Andrew here. As President Trump heads to Alaska on Friday to meet with President Vladimir Putin of Russia, we take a look at some of the negotiating points that may arise — and affect business.
We’re also thinking about reports that the U.S. may take a direct stake in Intel. It would be relatively unprecedented. On one side, the federal government has already given Intel an extraordinary amount of money in the form of subsidies via the Chips Act. On the other, making the government a shareholder raises all sorts of questions about the kind of free-market capitalism that the U.S. has been trying to export around the world.
What could it mean for the way our trading partners approach the U.S.? Will they become more protectionist and push for more of their own national champions? Or is this just a way to extract something from a struggling company?
What’s at stake
Heading into Friday’s summit meeting with President Vladimir Putin of Russia, President Trump has been trying to temper expectations.
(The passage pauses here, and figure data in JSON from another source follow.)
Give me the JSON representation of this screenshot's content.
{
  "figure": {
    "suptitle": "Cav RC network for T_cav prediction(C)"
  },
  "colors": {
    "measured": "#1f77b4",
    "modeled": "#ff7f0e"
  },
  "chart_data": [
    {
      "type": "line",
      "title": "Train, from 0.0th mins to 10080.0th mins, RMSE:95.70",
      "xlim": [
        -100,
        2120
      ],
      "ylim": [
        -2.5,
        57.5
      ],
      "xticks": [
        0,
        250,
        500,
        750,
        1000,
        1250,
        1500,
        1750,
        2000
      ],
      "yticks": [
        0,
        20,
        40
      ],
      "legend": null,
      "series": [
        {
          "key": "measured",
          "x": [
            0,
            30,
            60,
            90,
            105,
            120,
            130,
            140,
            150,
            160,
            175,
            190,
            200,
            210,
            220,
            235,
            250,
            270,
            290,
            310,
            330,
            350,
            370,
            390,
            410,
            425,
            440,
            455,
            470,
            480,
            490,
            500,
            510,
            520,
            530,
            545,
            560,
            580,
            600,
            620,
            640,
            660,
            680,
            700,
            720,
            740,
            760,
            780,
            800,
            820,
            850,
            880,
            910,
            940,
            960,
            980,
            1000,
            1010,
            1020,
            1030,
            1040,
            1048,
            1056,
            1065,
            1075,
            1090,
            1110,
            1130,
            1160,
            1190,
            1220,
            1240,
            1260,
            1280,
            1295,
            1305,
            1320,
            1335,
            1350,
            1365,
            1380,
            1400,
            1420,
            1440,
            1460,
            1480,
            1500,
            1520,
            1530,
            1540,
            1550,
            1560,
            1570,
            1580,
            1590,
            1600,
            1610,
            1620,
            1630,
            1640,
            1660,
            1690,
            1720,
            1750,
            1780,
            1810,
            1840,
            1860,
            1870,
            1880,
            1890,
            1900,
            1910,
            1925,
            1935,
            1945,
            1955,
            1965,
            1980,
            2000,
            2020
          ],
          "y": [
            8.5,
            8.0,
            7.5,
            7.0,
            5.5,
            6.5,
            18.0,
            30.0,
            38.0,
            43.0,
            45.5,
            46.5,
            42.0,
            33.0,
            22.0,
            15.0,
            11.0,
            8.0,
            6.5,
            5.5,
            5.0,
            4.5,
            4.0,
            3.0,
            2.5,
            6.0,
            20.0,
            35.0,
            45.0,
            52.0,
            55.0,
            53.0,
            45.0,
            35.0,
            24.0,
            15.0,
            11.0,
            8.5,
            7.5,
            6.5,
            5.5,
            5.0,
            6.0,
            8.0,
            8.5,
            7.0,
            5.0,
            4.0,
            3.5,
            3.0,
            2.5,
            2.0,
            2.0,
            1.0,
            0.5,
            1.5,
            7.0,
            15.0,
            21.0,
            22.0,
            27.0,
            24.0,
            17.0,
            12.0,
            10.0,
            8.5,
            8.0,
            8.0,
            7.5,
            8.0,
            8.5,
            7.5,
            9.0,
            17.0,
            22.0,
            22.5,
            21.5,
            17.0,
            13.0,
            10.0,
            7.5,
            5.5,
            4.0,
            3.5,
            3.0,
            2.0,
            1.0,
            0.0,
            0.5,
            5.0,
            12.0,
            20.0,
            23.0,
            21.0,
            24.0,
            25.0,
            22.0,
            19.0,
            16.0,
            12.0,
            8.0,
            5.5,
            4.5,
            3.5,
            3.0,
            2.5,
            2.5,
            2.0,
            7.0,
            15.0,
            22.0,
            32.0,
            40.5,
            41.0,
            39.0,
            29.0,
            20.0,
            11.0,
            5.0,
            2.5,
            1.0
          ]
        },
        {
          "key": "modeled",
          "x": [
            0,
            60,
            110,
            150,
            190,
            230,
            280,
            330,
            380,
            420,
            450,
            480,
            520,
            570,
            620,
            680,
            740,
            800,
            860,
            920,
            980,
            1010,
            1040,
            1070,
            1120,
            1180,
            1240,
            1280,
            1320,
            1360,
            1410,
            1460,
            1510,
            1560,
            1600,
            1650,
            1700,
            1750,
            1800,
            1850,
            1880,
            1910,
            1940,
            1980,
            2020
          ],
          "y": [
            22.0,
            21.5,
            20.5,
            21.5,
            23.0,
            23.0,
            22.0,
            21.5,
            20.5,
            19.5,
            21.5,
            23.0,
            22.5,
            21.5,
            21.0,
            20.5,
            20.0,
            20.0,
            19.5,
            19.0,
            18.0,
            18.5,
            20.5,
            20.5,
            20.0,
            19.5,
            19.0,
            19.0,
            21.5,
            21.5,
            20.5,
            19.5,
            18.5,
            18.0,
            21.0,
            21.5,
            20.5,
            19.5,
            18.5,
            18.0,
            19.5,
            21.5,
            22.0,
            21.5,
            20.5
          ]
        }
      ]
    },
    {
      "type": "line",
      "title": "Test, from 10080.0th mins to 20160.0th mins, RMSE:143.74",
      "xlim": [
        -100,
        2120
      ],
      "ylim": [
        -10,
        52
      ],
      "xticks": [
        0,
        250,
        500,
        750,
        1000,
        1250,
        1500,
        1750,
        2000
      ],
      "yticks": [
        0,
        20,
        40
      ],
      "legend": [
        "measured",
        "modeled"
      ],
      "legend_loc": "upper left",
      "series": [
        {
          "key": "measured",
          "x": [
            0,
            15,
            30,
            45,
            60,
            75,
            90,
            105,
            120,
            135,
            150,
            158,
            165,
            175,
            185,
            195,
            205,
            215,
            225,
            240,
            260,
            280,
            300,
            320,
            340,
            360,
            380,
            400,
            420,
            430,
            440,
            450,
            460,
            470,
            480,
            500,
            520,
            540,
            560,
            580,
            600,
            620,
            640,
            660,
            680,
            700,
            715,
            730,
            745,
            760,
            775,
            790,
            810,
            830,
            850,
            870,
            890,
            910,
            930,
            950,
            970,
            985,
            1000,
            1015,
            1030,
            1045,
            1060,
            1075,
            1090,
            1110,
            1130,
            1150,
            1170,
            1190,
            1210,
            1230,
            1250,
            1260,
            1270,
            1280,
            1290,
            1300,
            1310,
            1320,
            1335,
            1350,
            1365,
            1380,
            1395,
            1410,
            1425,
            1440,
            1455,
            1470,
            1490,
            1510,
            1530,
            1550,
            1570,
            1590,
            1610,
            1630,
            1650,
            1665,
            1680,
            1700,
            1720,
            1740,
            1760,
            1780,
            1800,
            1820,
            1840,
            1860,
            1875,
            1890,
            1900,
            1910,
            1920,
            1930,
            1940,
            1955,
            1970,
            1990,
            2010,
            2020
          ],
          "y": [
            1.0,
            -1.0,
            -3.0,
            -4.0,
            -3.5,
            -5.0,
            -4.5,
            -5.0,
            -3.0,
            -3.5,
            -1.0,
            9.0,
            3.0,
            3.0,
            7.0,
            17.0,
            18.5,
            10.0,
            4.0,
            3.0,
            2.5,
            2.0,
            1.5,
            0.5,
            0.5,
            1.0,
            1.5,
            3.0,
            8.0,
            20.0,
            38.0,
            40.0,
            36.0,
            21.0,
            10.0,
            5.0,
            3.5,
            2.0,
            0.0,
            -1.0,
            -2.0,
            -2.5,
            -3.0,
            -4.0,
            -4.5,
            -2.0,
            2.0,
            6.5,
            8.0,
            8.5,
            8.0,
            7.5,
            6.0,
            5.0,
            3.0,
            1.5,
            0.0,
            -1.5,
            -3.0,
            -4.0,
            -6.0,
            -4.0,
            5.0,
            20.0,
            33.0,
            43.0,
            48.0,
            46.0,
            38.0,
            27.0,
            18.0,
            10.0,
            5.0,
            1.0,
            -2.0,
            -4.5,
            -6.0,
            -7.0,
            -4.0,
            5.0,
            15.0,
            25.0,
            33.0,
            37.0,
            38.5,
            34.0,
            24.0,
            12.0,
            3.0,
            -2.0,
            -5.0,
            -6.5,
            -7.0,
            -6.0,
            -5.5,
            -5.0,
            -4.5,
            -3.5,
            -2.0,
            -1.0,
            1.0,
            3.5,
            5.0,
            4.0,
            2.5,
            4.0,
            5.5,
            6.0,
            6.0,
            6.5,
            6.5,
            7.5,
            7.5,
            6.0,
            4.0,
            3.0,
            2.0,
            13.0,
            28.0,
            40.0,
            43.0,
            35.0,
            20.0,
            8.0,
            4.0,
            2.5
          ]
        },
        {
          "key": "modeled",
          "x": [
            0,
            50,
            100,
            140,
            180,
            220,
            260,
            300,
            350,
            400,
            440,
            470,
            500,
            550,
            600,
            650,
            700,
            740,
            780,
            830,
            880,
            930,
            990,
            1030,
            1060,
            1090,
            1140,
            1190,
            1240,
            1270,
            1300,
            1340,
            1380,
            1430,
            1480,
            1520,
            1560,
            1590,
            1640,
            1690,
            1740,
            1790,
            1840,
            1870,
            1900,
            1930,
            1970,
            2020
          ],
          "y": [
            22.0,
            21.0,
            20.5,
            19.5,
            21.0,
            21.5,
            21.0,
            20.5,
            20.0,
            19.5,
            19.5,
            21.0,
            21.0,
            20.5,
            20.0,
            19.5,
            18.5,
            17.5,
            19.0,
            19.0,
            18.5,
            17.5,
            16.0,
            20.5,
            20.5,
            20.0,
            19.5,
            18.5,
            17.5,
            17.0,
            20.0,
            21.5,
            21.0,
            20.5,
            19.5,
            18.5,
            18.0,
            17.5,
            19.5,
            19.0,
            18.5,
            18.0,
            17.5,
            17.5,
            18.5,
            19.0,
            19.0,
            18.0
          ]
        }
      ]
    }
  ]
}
There’s a “25 percent chance this meeting will not be a successful meeting,” he told Fox News Radio on Thursday.
But the stakes couldn’t be any bigger. It is the first face-to-face meeting between the heads of the two global powers since Russia’s 2022 invasion of Ukraine, which upended global energy markets and prompted bruising Western sanctions on Moscow.
The Kremlin-controlled media has already spun the talks as a public relations coup for Putin, a conclusion that President Volodymyr Zelensky of Ukraine regrettably shares. The hastily arranged talks have flabbergasted Europe. The Russian allies China, India and Brazil — weighed down by Trump’s tariffs — and the multinationals who operate in those countries will be closely watching, too.